Paul Calder, Amherst Rotarian and retired RCMP officer, watched Aya grow.

He still remembers Aya first arriving in Amherst with both fear and excitement.

“I remember when the family arrived they didn’t speak English and we didn’t speak Arabic. Most of us were just there trying to communicate as best we could, but there was this little girl who was going a million miles an hour from room to room,” Calder said. . “I’m so happy and so proud of her. She visited us a month or two ago and told me she got her driver’s license, Canadian citizenship, finishing high school and that she was going to NSCC in September. It just blew my mind. I kept thinking about this little girl.

For Calder, Aya’s experience shows that the Syrian refugee project has been a success for Rotary, which was recognized several years ago by Rotary International. The Amherst club was the first to bring a Syrian family to Canada.

Besides her friends, Latif said her teachers at Spring Street Academy, EB Chandler Junior High, and ARHS were supportive and helped her catch up until she graduated. .

She will then continue her studies at the Amherst campus of the Nova Scotia Community College, where she will study to become a continuing care assistant. She hopes to eventually become a licensed practical nurse (LPN).

From his experiences living in the midst of the Syrian civil war and seeing how nurses, doctors and others were there to help people at their worst, Latif is driven to help others.

“I saw people getting hurt and I saw nurses and doctors helping as best they could. I want to help people like they did,” she said.

While finishing high school and going to university seemed like an impossible dream six years ago, when she and her family arrived in Canada in the middle of winter, she feels like proof that everything is possible.

“Nothing is impossible,” she said. “It would have been easy for me to give up. People said I would never learn the language, but I learned it in a year. Anything is possible in the world as long as you work hard for it.

She also celebrates obtaining her Canadian citizenship. She applied for citizenship several years ago, but the process was slowed by the COVID-19 pandemic.

“It’s great, I love it. Canada is my country now,” she said. “Nobody can say that Canada is not my country because it is.”

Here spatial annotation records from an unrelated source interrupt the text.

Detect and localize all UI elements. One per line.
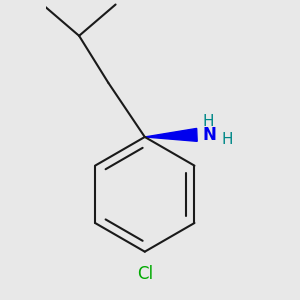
Polygon shape [145,128,197,141]
Text: N: N [202,126,216,144]
Text: H: H [221,131,233,146]
Text: Cl: Cl [137,265,153,283]
Text: H: H [203,114,214,129]
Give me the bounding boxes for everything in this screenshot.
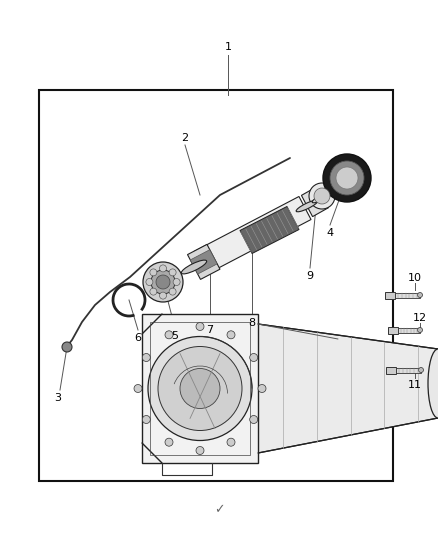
Circle shape [151,270,175,294]
Circle shape [323,154,371,202]
Circle shape [330,161,364,195]
Polygon shape [240,206,299,254]
Circle shape [309,183,335,209]
Circle shape [417,327,423,333]
Circle shape [150,288,157,295]
Text: 5: 5 [172,331,179,341]
Text: 6: 6 [134,333,141,343]
Circle shape [159,265,166,272]
Circle shape [142,353,150,361]
Circle shape [150,269,157,276]
Bar [386,367,396,374]
Text: 7: 7 [206,325,214,335]
Circle shape [180,368,220,408]
Circle shape [417,293,423,297]
Circle shape [146,279,153,286]
Circle shape [158,346,242,431]
Text: 1: 1 [225,42,232,52]
Circle shape [148,336,252,440]
Polygon shape [190,249,217,274]
Circle shape [336,167,358,189]
Bar [142,314,258,463]
Text: 2: 2 [181,133,189,143]
Polygon shape [194,197,311,274]
Text: ✓: ✓ [214,504,224,516]
Circle shape [156,275,170,289]
Bar [396,367,421,373]
Text: 11: 11 [408,380,422,390]
Circle shape [314,188,330,204]
Ellipse shape [296,200,318,212]
Bar [150,322,250,455]
Circle shape [227,438,235,446]
Text: 10: 10 [408,273,422,283]
Circle shape [159,292,166,299]
Bar [388,327,398,334]
Text: 3: 3 [54,393,61,403]
Bar [39,90,393,481]
Text: 12: 12 [413,313,427,323]
Circle shape [142,416,150,424]
Circle shape [196,447,204,455]
Text: 8: 8 [248,318,255,328]
Ellipse shape [428,349,438,418]
Text: 9: 9 [307,271,314,281]
Circle shape [227,331,235,339]
Ellipse shape [181,260,207,274]
Circle shape [196,322,204,330]
Circle shape [173,279,180,286]
Circle shape [250,353,258,361]
Polygon shape [258,324,438,453]
Bar [398,327,420,333]
Circle shape [169,269,176,276]
Ellipse shape [312,191,334,203]
Circle shape [169,288,176,295]
Circle shape [165,331,173,339]
Circle shape [134,384,142,392]
Circle shape [62,342,72,352]
Text: 4: 4 [326,228,334,238]
Circle shape [418,367,424,373]
Circle shape [165,438,173,446]
Bar [395,293,420,297]
Polygon shape [187,245,220,279]
Bar [385,292,395,298]
Circle shape [250,416,258,424]
Circle shape [258,384,266,392]
Circle shape [143,262,183,302]
Polygon shape [301,187,328,216]
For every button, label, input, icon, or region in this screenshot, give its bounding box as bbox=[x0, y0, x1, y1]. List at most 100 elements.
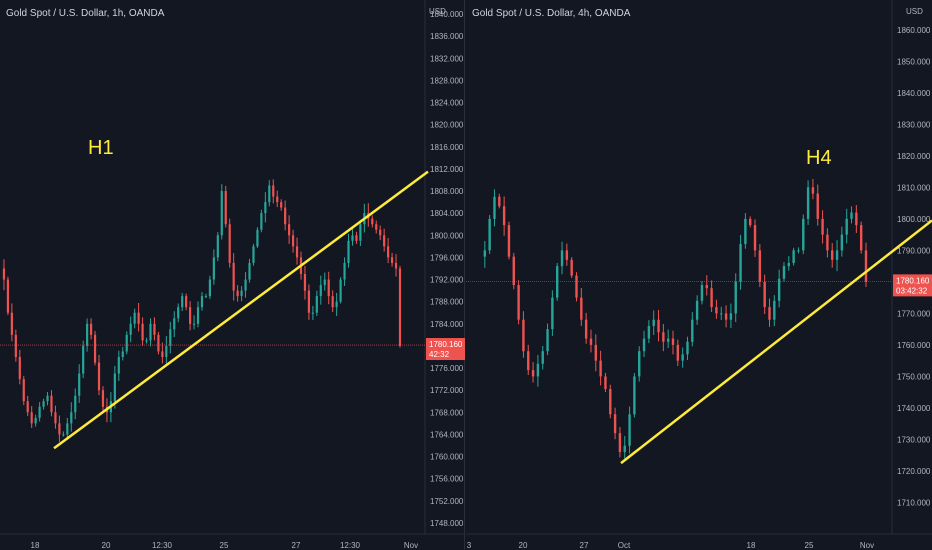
h4-candle-body bbox=[744, 218, 747, 245]
h4-y-tick-label: 1840.000 bbox=[897, 89, 931, 98]
h1-candle-body bbox=[390, 257, 394, 263]
h1-x-tick-label: Nov bbox=[404, 541, 418, 550]
h1-candle-body bbox=[355, 235, 358, 241]
h4-candle-body bbox=[734, 281, 737, 314]
h4-x-tick-label: Oct bbox=[618, 541, 631, 550]
h1-candle-body bbox=[86, 323, 89, 346]
h4-candle-body bbox=[773, 300, 776, 320]
h4-candle-body bbox=[584, 319, 588, 339]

There are times when Latif misses Syria and the family members she left behind in Lebanon. She hopes to return to the Middle East for some time to see her sisters. The family has been trying to get them into Canada since they arrived in 2016.

As a Canadian citizen, she would have no problem traveling to Lebanon, but no one else in the family has yet obtained their citizenship, so it would be difficult to go there and she would not want to see her sisters. unless her mother is with her.

“One of my dreams is to do my best to get them here,” Latif said. “It’s something I want more than anything else.”